Scrive Barbara Lanati nella Introduzione a Poesie (Newton Compton, Roma 1979, p. XXI) «Costretto a confrontarsi, come d’altra parte facevano gli altri, con la bancarotta economica e ideologica del primo 900, cerca di evitare l’ovvio: cioè la riformulazione, nell’ambito della poesia, della “fuga”, o dentro la “letteratura” (secondo l’esempio di Pound, Eliot e dei Fugitives) o dentro immagini di nuova “materialità”, ad esempio quella della “città” (New York) assunta a nuova metafora “positiva” (..). Williams vuole liquidare miti, mitologie, linguaggi mutuati e non, ricominciando sempre da capo; propone un io lirico che si riconosce nello squallore delle città, nel banale, nella bipolarità della dimensione naturale (i fiori cioè, ma anche le radici e il fango), nella depressione, vi si compromette fino in fondo nella imagery e nel linguaggio».  «La lettura in profondità del mondo ne rivela gli scompensi qualitativi e denuncia – come nell’ipotesi iperrealista – l’assenza di una linea di separazione tra “sogno” e realtà: non perché il sogno (la poesia) abbia sostituito il reale, ma perché il reale ha “invaso” anche il sogno, cosicché la dimensione onirica non si configura come dimensione alternativa al reale, ma come registrazione deformata dei dati del reale. (..) Lo scrittore registra la dissoluzione del proprio io lirico nelle cose» conclude Barbara Lanati (op. cit., p. XXIV).

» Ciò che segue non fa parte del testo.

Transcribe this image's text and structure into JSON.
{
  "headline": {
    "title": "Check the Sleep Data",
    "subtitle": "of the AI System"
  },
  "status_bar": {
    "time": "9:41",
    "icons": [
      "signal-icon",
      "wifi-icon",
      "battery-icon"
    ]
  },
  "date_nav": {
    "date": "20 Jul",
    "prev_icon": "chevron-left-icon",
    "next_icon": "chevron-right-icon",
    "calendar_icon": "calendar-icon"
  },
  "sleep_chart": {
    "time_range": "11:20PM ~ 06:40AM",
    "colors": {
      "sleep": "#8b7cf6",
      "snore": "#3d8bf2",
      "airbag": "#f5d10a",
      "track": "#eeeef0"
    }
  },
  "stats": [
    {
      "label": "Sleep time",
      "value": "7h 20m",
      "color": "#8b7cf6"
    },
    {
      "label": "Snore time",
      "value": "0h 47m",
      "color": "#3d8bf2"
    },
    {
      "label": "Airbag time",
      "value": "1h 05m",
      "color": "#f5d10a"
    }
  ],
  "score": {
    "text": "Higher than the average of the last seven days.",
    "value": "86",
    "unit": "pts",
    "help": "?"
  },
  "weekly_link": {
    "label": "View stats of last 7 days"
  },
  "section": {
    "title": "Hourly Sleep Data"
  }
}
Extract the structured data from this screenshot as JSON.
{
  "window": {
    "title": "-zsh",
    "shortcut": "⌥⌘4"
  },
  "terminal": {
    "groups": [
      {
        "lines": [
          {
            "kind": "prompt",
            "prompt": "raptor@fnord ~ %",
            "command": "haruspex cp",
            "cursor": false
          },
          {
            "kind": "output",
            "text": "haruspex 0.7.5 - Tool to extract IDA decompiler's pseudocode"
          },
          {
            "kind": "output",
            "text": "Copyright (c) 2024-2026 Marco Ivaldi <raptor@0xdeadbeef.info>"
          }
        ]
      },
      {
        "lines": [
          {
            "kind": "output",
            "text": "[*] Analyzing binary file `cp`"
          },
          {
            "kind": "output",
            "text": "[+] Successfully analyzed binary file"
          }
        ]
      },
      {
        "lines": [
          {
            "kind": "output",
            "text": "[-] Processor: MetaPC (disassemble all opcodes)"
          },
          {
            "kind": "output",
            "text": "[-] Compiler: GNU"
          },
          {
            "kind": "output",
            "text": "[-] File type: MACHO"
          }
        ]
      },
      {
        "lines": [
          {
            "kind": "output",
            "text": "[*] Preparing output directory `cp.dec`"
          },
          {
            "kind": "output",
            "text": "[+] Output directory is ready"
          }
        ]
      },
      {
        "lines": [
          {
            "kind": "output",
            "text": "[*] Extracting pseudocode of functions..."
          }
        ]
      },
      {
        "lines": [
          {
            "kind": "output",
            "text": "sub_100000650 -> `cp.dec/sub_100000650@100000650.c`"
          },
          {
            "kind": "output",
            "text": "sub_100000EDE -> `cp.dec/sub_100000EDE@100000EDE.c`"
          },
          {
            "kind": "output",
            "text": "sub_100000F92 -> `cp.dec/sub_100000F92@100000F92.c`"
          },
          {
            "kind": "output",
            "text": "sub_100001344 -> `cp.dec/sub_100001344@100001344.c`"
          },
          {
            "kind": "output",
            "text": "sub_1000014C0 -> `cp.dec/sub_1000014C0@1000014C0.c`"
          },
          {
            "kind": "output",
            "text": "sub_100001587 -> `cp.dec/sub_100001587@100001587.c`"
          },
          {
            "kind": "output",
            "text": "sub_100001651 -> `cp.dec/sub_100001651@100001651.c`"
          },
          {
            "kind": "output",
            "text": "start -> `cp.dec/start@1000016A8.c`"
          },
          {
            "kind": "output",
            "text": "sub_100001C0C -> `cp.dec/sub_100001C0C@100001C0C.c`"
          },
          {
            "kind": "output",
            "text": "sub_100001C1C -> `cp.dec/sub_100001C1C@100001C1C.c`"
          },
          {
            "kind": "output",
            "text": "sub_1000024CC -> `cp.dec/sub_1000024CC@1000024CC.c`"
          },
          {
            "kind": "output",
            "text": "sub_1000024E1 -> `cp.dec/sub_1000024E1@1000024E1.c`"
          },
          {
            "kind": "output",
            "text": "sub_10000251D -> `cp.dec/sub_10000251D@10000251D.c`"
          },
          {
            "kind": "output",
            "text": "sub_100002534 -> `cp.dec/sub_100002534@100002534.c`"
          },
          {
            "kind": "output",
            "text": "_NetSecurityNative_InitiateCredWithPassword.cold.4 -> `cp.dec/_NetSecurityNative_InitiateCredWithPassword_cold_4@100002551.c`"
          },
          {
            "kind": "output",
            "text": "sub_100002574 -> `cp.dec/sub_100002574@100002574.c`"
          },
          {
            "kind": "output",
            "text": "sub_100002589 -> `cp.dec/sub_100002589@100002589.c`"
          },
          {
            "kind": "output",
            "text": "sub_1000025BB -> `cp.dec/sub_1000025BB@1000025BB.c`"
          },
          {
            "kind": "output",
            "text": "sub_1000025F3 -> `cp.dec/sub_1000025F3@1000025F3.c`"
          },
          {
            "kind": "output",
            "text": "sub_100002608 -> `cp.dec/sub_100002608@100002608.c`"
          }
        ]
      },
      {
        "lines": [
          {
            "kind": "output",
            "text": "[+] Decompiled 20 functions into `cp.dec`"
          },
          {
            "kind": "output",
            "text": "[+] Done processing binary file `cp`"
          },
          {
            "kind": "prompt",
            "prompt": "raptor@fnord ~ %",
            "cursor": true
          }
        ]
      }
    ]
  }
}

Per essere pienamente apprezzata, la poesia di William Carlos Williams dovrebbe essere letta in originale. Le traduzioni non rendono quel ritmo pulsante nel quale riecheggia tutto il frastuono e il fervore della vita di una metropoli moderna. In poche parole quella che il poeta cercava all’interno della lingua inglese era una originale prosodia “americana”, al pari dei musicisti jazz che proprio i quegli stessi anni stavano creando un loro linguaggio musicale. William Carlos Williams trovò la sua lingua nella realtà delle cose, nella natura e nelle persone intorno a lui (e che doveva conoscere bene, avendo vissuto per tutta la vita nello stesso luogo). Per questo molti critici hanno scritto che la sua poesia “si dissolve nella prosa della realtà”. Egli “raffigura” (la madre gli aveva trasmesso la passione per la pittura e lui stesso aveva fatto qualche esperimento in questo campo) scomponendo e ricomponendo la visione della realtà secondo i principi del cubismo (agli ultimi anni della sua vita risale Pictures from Brueghel and Other Poems, una raccolta di poesie nella quale l’autore commenta alcuni quadri del pittore fiammingo).